Taking pictures, something I didn't do the first time I tried to lose weight, is really a critical part of the journey. On an every day basis, I cannot really see the weight loss, except for my saggy bottom and breasts. The side by side pictures really tell the story.
Feb 19, 2019
I've been snacking all day. At least it feels that way. Not even really hungry, just peckish and unsatisfied with my meals. It's frustrating and stressful because I'm calorie and macronutrient obsessed. I know it doesn't matter, ultimately, so long as I'm making healthful choices. But it feels like self-sabotage even if I'm not eating junk foods.
I suppose I'll go post this and listen to people give me reasonable advice and suggestions.
Feb 15, 2019
I am feeling simultaneously delighted and dismayed at having the cull my wardrobe to remove trousers that are too big. Yesterday morning, I put on a pair of slacks and my wife said, "uhh.. those are like, two sizes too big and two inches too long". So, I hunted through the closet for a pair that would match my top and my boots and went to work. When I got home, I started taking out slacks and trying them on, only to discard pair after pair.
There were pants in there I don't think I've ever worn! One pair, that fit me rather snugly, could not possibly have ever even closed on my body since I weigh less, now, than I have since early high school. Why on earth do I have pants that I couldn't wear, unless they were a gift?
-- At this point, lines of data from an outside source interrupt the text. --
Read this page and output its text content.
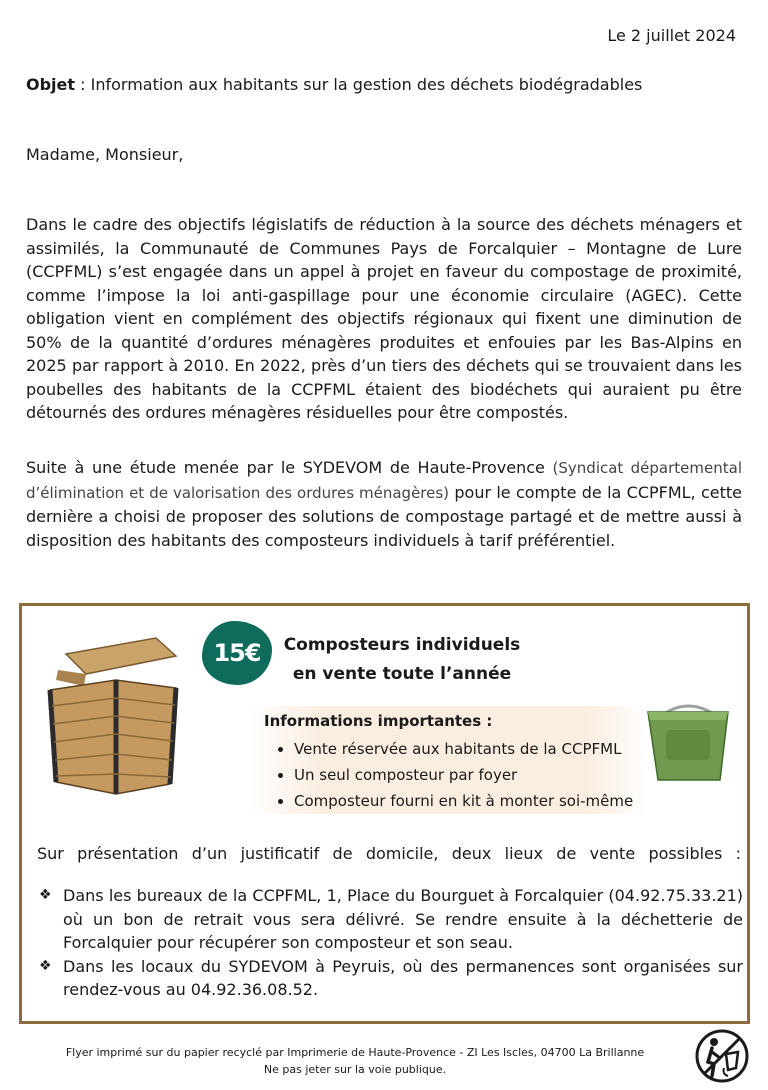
Le 2 juillet 2024
Objet : Information aux habitants sur la gestion des déchets biodégradables
Madame, Monsieur,
Dans le cadre des objectifs législatifs de réduction à la source des déchets ménagers et assimilés, la Communauté de Communes Pays de Forcalquier – Montagne de Lure (CCPFML) s’est engagée dans un appel à projet en faveur du compostage de proximité, comme l’impose la loi anti-gaspillage pour une économie circulaire (AGEC). Cette obligation vient en complément des objectifs régionaux qui fixent une diminution de 50% de la quantité d’ordures ménagères produites et enfouies par les Bas-Alpins en 2025 par rapport à 2010. En 2022, près d’un tiers des déchets qui se trouvaient dans les poubelles des habitants de la CCPFML étaient des biodéchets qui auraient pu être détournés des ordures ménagères résiduelles pour être compostés.
Suite à une étude menée par le SYDEVOM de Haute-Provence (Syndicat départemental d’élimination et de valorisation des ordures ménagères) pour le compte de la CCPFML, cette dernière a choisi de proposer des solutions de compostage partagé et de mettre aussi à disposition des habitants des composteurs individuels à tarif préférentiel.
15€	Composteurs individuels
en vente toute l’année
Informations importantes :
• Vente réservée aux habitants de la CCPFML
• Un seul composteur par foyer
• Composteur fourni en kit à monter soi-même
Sur présentation d’un justificatif de domicile, deux lieux de vente possibles :
❖ Dans les bureaux de la CCPFML, 1, Place du Bourguet à Forcalquier (04.92.75.33.21) où un bon de retrait vous sera délivré. Se rendre ensuite à la déchetterie de Forcalquier pour récupérer son composteur et son seau.
❖ Dans les locaux du SYDEVOM à Peyruis, où des permanences sont organisées sur rendez-vous au 04.92.36.08.52.
Flyer imprimé sur du papier recyclé par Imprimerie de Haute-Provence - ZI Les Iscles, 04700 La Brillanne
Ne pas jeter sur la voie publique.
I did a similar thing with tops a couple of weeks ago, but many of those were just things I don't wear regularly or that were large from well before WLS. The trousers purge feels more significant. I didn't realize how much fabric my fat removed from the total length of the pant legs. I didn't realize how many of my slacks were rather uncomfortably tight.
Now I need to find an inexpensive place to purchase interim sizes. Not a terrible problem to have.